Через неделю приплывает Слава. Какой будет теперь их встреча? Как воспримет он то, что с ними будет жить её папа? Мирослава так и не решилась сообщить ему об этом. А почему? Неужели она боится своего Славика. Боится ему не угодить, расстроить его, нарушить привычный уклад его жизни? Но ведь жить своей личной совсем отдельной от мужа жизнью она не боится. Это удобно и для неё и для него. И ни он, ни она никогда не интересуются новыми любовными увлечениями друг друга, компаниями где бывают они отдельно, друзьями, которых они и в глаза никогда не видели, а потом вдруг те поселяются у них и живут неделями. А папа? Папа дорог для неё. Он вырастил её сам с трех лет после смерти мамы. И всем самым лучшим она обязана ему. И любит она только его. Так почему же Славик может быть против? Просто папа всегда раздражал мужа, а её привязанности давно для него не имели смысла. Папа будет мешать ему своими философствованиями, критикой, замечаниями. Будет раздражать его своей старостью. Славик не любит моего папу. Славик никого вообще не любит. Эти мысли были невыносимыми и неприятными. Их хотелось отогнать и никогда обо всём этом не думать. Но самое страшное было то, что Мирослава не хотела возвращения Славика, и это было для неё открытием. От всех этих мыслей она закрылась с головой одеялом, как в детстве, и наступила полная тишина.

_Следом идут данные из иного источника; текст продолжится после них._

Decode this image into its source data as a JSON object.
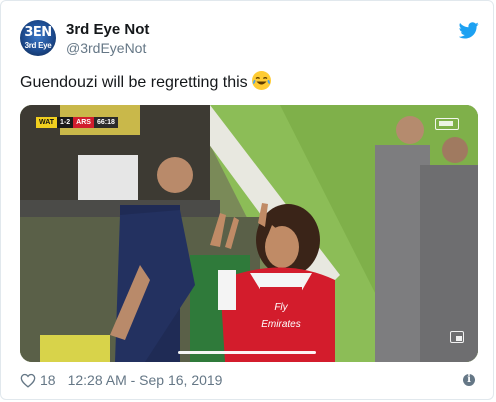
{
  "author": {
    "display_name": "3rd Eye Not",
    "handle": "@3rdEyeNot",
    "avatar_text_top": "3EN",
    "avatar_text_bottom": "3rd Eye"
  },
  "tweet": {
    "text": "Guendouzi will be regretting this",
    "emoji": "face-with-tears-of-joy"
  },
  "media": {
    "type": "video",
    "scorebug": {
      "home": "WAT",
      "score": "1-2",
      "away": "ARS",
      "clock": "66:18"
    },
    "shirt_sponsor": "Fly Emirates"
  },
  "footer": {
    "like_count": "18",
    "timestamp": "12:28 AM - Sep 16, 2019"
  },
  "icons": {
    "platform": "twitter-bird-icon",
    "like": "heart-icon",
    "info": "info-icon"
  },
  "colors": {
    "twitter_blue": "#1da1f2",
    "text_primary": "#14171a",
    "text_secondary": "#657786",
    "arsenal_red": "#d11e2d",
    "watford_yellow": "#f1cf1f"
  }
}
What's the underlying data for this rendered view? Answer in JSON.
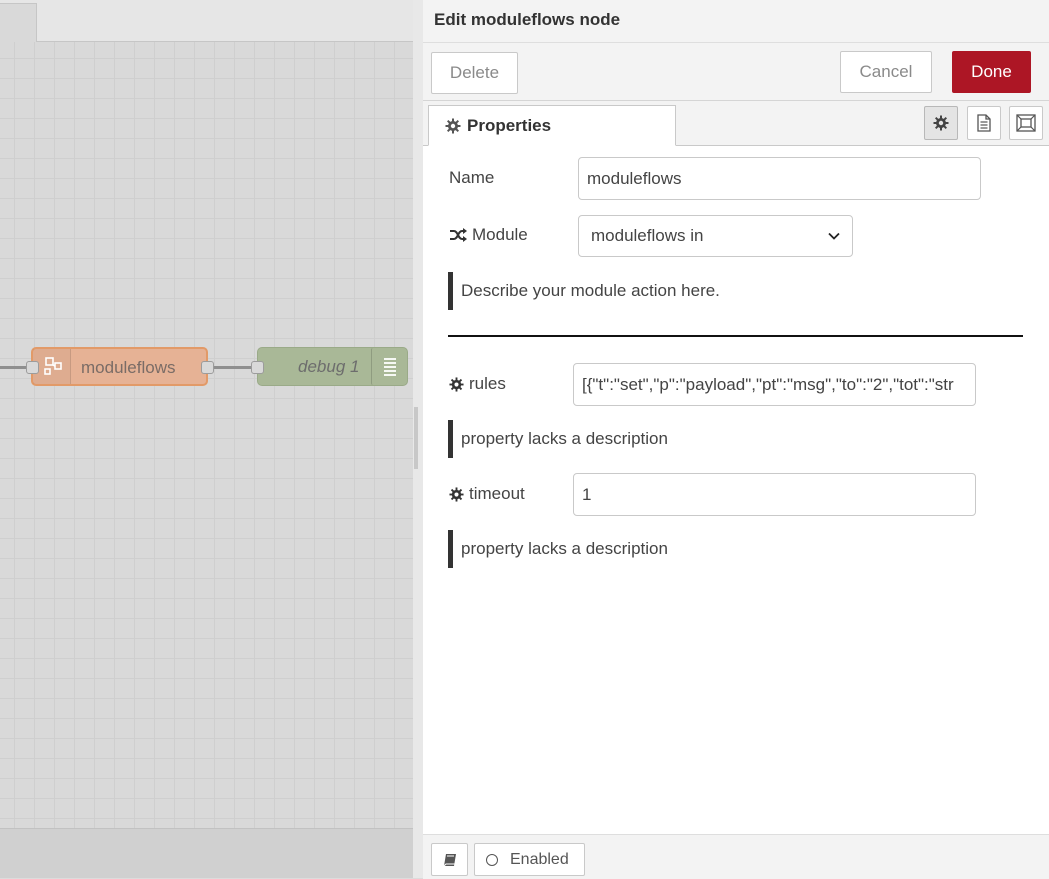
{
  "canvas": {
    "nodes": [
      {
        "label": "moduleflows",
        "icon": "module-icon",
        "color": "#e6b295"
      },
      {
        "label": "debug 1",
        "icon": "list-icon",
        "color": "#a9b897"
      }
    ]
  },
  "tray": {
    "title": "Edit moduleflows node",
    "toolbar": {
      "delete_label": "Delete",
      "cancel_label": "Cancel",
      "done_label": "Done"
    },
    "tabs": {
      "properties_label": "Properties",
      "icons": [
        "gear-icon",
        "document-icon",
        "frame-icon"
      ]
    },
    "form": {
      "name_label": "Name",
      "name_value": "moduleflows",
      "module_label": "Module",
      "module_value": "moduleflows in",
      "module_description": "Describe your module action here.",
      "rules_label": "rules",
      "rules_value": "[{\"t\":\"set\",\"p\":\"payload\",\"pt\":\"msg\",\"to\":\"2\",\"tot\":\"str",
      "rules_description": "property lacks a description",
      "timeout_label": "timeout",
      "timeout_value": "1",
      "timeout_description": "property lacks a description"
    },
    "footer": {
      "enabled_label": "Enabled"
    }
  },
  "colors": {
    "done_button": "#ad1625",
    "node_moduleflows": "#e6b295",
    "node_debug": "#a9b897"
  }
}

– Мира, Мирочка, доця, ты спишь? Уже 9 часов утра, а мы не встаём. Я у себя дома в такое время уже в полной форме и при образе жизни. Вставай, доця. Разленилась ты здесь совсем, я вижу, и это на меня отражается очень влиятельно.

Было слышно, как папа одевался и заводил будильник.

От этих его слов и звуков на сердце у Мирославы стало тепло и просто, как тогда, когда папа будил её в школу. Она лежала затаившись и готова была слушать этот его бред бесконечно.

Может тебе, дорогая моя, и не нравится текст моих слов, но я всё-таки скажу, что я всю свою жизнь шёл и иду правильным подходом универсальной жизни, а не мутю белый свет, и поэтому мой жизненный обзор совсем в другую, чем у тебя, сторону. Кто рано встаёт, тому Бог даёт. Ты же эти навыки жизни не понимаешь.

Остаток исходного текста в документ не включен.